Gli faccio notare che Haley Swanson deve essere ben conosciuta nel condominio di Gail Shipton, perché altrimenti non le avrebbero aperto la porta dell'appartamento e, mentre lo dico, mi cade l'occhio sulla pila esagerata di pacchi sul divano, che mi sono stati consegnati dalla FedEx e non ho ancora aperto. Rifletto che non mi fa bene restare sola troppi giorni di seguito, specie se non ho la forza di lavorare, cucinare e uscire, e mi spaventa isolarmi con i miei pensieri. Sento il bisogno di distrarmi e lo faccio nel modo sbagliato.

La fibbia a forma di teschio e il giubbotto di pelle vintage della Harley-Davidson sono per Marino, la colonia di Hermès e i braccialetti di Jeff Deegan per Lucy e per Janet; per mio marito Benton ho preso invece un orologio Breguet fuori commercio, di titanio con quadrante in fibra di carbonio. Compie gli anni domani, cinque giorni prima di Natale, ed è difficile fargli un regalo perché non ha bisogno di niente e ha già praticamente tutto.

Ci sono doni in abbondanza anche per mia madre e mia sorella, per la nostra domestica, Rosa, per il personale del CFC, per Sock, per il bulldog di Lucy e per il gatto del mio assistente. Non so cosa mi sia preso in questi giorni in cui sono stata a letto malata, ma ho comprato un sacco di cose su internet. Colpa della febbre. Sono sicura che mi prenderanno in giro tutti quanti: la sobria e assennata dottoressa Kay Scarpetta quest'anno si è data allo shopping sfrenato. Lucy non mi darà requie.

«Gail non risponde al cellulare, alle e-mail, agli SMS» continua Marino, mentre la pioggia batte sui vetri. «Niente post su Facebook, Twitter o altro. Ma, soprattutto, la descrizione corrisponde a quella della morta. Insomma, secondo me l'hanno rapita, l'hanno portata da qualche parte, l'hanno uccisa e poi hanno avvolto il corpo in un lenzuolo e l'hanno abbandonato lì. Non ti avrei disturbato, date le circostanze, ma ti conosco e...»

Sì, mi conosce, e non andrò né all'MIT né da nessun'altra parte. Manco dal CFC da cinque giorni e sono virtualmente in quarantena. Glielo comunico. Uso un tono brusco e seccato con il mio ex investigatore. Sì, ex, ribadisco dentro di me.

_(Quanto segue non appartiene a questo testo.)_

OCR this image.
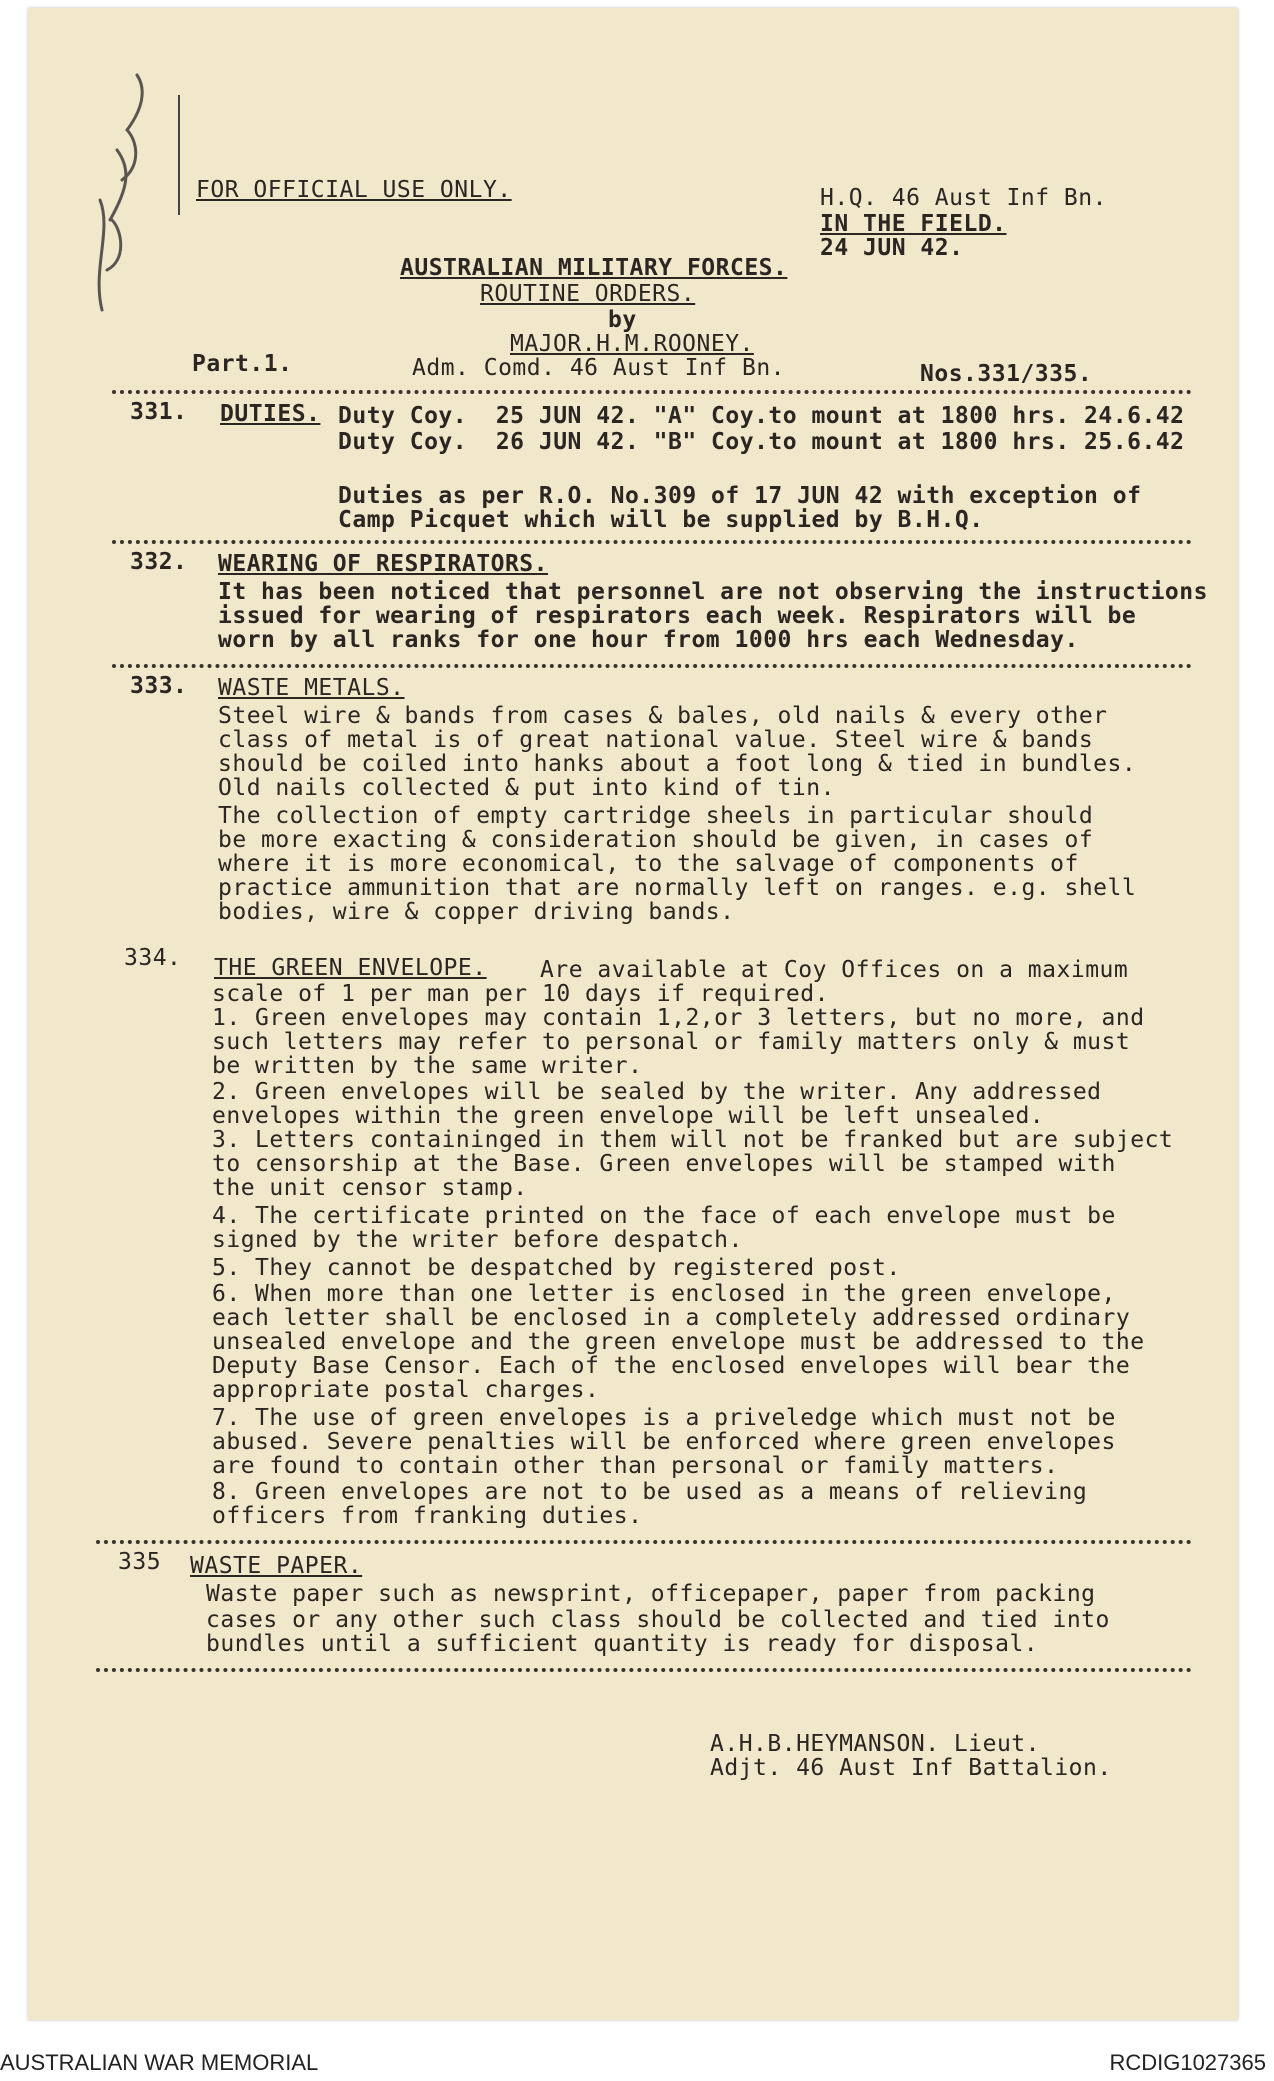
FOR OFFICIAL USE ONLY.	H.Q. 46 Aust Inf Bn.
IN THE FIELD.
24 JUN 42.
AUSTRALIAN MILITARY FORCES.
ROUTINE ORDERS.
by
MAJOR.H.M.ROONEY.
Part.1.	Adm. Comd. 46 Aust Inf Bn.	Nos.331/335.
331. DUTIES. Duty Coy.  25 JUN 42. "A" Coy.to mount at 1800 hrs. 24.6.42
Duty Coy.  26 JUN 42. "B" Coy.to mount at 1800 hrs. 25.6.42
Duties as per R.O. No.309 of 17 JUN 42 with exception of
Camp Picquet which will be supplied by B.H.Q.
332. WEARING OF RESPIRATORS.
It has been noticed that personnel are not observing the instructions
issued for wearing of respirators each week. Respirators will be
worn by all ranks for one hour from 1000 hrs each Wednesday.
333. WASTE METALS.
Steel wire & bands from cases & bales, old nails & every other
class of metal is of great national value. Steel wire & bands
should be coiled into hanks about a foot long & tied in bundles.
Old nails collected & put into kind of tin.
The collection of empty cartridge sheels in particular should
be more exacting & consideration should be given, in cases of
where it is more economical, to the salvage of components of
practice ammunition that are normally left on ranges. e.g. shell
bodies, wire & copper driving bands.
334. THE GREEN ENVELOPE. Are available at Coy Offices on a maximum
scale of 1 per man per 10 days if required.
1. Green envelopes may contain 1,2,or 3 letters, but no more, and
such letters may refer to personal or family matters only & must
be written by the same writer.
2. Green envelopes will be sealed by the writer. Any addressed
envelopes within the green envelope will be left unsealed.
3. Letters containinged in them will not be franked but are subject
to censorship at the Base. Green envelopes will be stamped with
the unit censor stamp.
4. The certificate printed on the face of each envelope must be
signed by the writer before despatch.
5. They cannot be despatched by registered post.
6. When more than one letter is enclosed in the green envelope,
each letter shall be enclosed in a completely addressed ordinary
unsealed envelope and the green envelope must be addressed to the
Deputy Base Censor. Each of the enclosed envelopes will bear the
appropriate postal charges.
7. The use of green envelopes is a priveledge which must not be
abused. Severe penalties will be enforced where green envelopes
are found to contain other than personal or family matters.
8. Green envelopes are not to be used as a means of relieving
officers from franking duties.
335 WASTE PAPER.
Waste paper such as newsprint, officepaper, paper from packing
cases or any other such class should be collected and tied into
bundles until a sufficient quantity is ready for disposal.
A.H.B.HEYMANSON. Lieut.
Adjt. 46 Aust Inf Battalion.
AUSTRALIAN WAR MEMORIAL	RCDIG1027365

«Come stai adesso? Te l'avevo detto di non farlo, il vaccino antinfluenzale. Scommetto che è stato quello» dice.

«È un virus morto: non ti puoi ammalare.»

«Be', io le uniche due volte che l'ho fatto mi sono ammalato. Eccome. Sono stato male come un cane. La voce ti è migliorata, comunque.» Fa il premuroso perché ha bisogno di me.

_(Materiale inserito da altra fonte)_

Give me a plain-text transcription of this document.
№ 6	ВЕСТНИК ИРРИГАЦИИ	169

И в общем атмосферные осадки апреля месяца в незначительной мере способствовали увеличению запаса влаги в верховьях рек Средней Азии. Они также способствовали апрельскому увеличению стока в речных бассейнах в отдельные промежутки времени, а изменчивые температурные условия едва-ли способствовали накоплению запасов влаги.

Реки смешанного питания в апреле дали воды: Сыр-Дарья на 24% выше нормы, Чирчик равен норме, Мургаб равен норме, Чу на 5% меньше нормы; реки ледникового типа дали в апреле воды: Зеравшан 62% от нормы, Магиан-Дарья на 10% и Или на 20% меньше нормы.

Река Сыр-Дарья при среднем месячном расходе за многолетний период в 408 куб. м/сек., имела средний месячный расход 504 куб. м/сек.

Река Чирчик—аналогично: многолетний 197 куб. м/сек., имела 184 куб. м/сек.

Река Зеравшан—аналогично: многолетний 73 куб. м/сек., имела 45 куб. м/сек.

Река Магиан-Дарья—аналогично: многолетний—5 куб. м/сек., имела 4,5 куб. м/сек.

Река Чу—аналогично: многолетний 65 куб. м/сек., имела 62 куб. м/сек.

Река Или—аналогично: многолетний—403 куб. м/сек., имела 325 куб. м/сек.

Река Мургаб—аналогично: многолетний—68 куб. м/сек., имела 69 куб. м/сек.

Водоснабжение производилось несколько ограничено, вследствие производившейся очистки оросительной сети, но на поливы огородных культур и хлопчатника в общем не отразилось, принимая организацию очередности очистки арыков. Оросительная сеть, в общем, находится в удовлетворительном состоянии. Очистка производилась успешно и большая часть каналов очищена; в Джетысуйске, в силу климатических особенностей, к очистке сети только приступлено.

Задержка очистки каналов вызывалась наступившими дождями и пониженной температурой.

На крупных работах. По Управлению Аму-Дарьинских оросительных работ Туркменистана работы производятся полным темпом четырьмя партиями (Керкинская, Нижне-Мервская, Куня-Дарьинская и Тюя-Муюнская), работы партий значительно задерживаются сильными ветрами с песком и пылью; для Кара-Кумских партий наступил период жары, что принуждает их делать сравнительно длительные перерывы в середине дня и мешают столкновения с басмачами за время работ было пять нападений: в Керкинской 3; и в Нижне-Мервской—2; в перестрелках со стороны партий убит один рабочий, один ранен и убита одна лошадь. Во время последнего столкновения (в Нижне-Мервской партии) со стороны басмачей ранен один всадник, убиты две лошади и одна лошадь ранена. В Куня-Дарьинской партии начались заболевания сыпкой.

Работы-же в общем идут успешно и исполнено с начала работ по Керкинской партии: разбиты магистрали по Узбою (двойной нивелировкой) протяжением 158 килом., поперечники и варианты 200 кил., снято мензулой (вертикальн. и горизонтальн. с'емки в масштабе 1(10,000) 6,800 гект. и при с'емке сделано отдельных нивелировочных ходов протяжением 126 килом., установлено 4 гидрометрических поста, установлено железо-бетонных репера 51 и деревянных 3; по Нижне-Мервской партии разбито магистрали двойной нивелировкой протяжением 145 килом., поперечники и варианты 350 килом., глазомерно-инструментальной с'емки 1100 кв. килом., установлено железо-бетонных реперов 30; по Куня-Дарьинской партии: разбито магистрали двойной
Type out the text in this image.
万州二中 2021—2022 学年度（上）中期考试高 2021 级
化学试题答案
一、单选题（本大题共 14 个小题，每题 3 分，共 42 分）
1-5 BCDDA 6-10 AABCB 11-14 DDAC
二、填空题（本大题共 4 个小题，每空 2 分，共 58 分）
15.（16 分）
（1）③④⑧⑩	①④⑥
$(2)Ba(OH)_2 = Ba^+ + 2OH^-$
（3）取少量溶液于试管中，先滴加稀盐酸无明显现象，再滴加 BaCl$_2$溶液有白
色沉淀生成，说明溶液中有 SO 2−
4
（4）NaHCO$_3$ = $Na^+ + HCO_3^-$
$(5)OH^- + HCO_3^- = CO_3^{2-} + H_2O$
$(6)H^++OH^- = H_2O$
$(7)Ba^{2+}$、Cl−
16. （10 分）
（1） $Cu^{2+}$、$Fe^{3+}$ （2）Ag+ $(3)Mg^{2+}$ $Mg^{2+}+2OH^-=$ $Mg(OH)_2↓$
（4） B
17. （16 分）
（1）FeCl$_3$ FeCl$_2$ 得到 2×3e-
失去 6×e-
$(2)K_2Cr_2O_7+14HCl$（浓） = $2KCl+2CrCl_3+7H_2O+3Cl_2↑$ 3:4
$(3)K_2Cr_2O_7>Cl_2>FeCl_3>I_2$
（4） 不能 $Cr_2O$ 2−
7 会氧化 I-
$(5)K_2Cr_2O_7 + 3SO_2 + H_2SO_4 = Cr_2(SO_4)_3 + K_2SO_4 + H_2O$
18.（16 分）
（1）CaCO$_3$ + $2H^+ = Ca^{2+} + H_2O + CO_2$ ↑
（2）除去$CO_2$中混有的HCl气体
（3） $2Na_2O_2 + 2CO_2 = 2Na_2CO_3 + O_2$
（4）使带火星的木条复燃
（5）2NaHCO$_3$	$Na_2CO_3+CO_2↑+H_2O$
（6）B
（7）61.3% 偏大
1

«È tutto relativo: potrei stare meglio, ma potrei stare anche peggio.»

«Sei arrabbiata con me, vero? Be', tanto vale che ne parliamo.»

«Veramente mi riferivo al mio stato di salute.»

Non sono solo arrabbiata. Provo emozioni ben più complesse e stratificate. Marino non ha minimamente pensato a cosa la sua decisione di cambiare lavoro avrebbe comportato per me, che dirigo il Cambridge Forensic Center e l'Istituto di medicina legale del Massachusetts. Da dieci anni Marino era responsabile del reparto investigativo e posso solo immaginare le illazioni che faranno, o avranno già fatto, soprattutto in polizia, riguardo a questo improvviso divorzio.

Prevedo già come verrò trattata sulle scene del crimine, al CFC, in tribunale. Metteranno in dubbio la mia professionalità, cercheranno di capire cosa ho fatto di male. In realtà, io non c'entro assolutamente niente. La scelta di Marino di cambiare lavoro è stata dettata prevalentemente da una crisi di mezza età che lo affligge da che lo conosco. Se fossi indiscreta, potrei dire al mondo che Pete Marino soffre di problemi di identità e di bassa autostima da quando è nato in una zona malfamata del New Jersey, da un padre alcolizzato e violento e una madre debole e sottomessa.

Io sono una donna fuori della sua portata, forse il grande amore della sua vita, di sicuro la sua migliore amica. Per questo mi punisce. Lo fa in maniera inconscia, ovviamente. Non ne è consapevole quando mi telefona nel cuore della notte pur sapendo che ho l'influenza e che sono stata talmente male che a un certo punto ho creduto di morire e mi sono detta: "Ecco, è così che succede".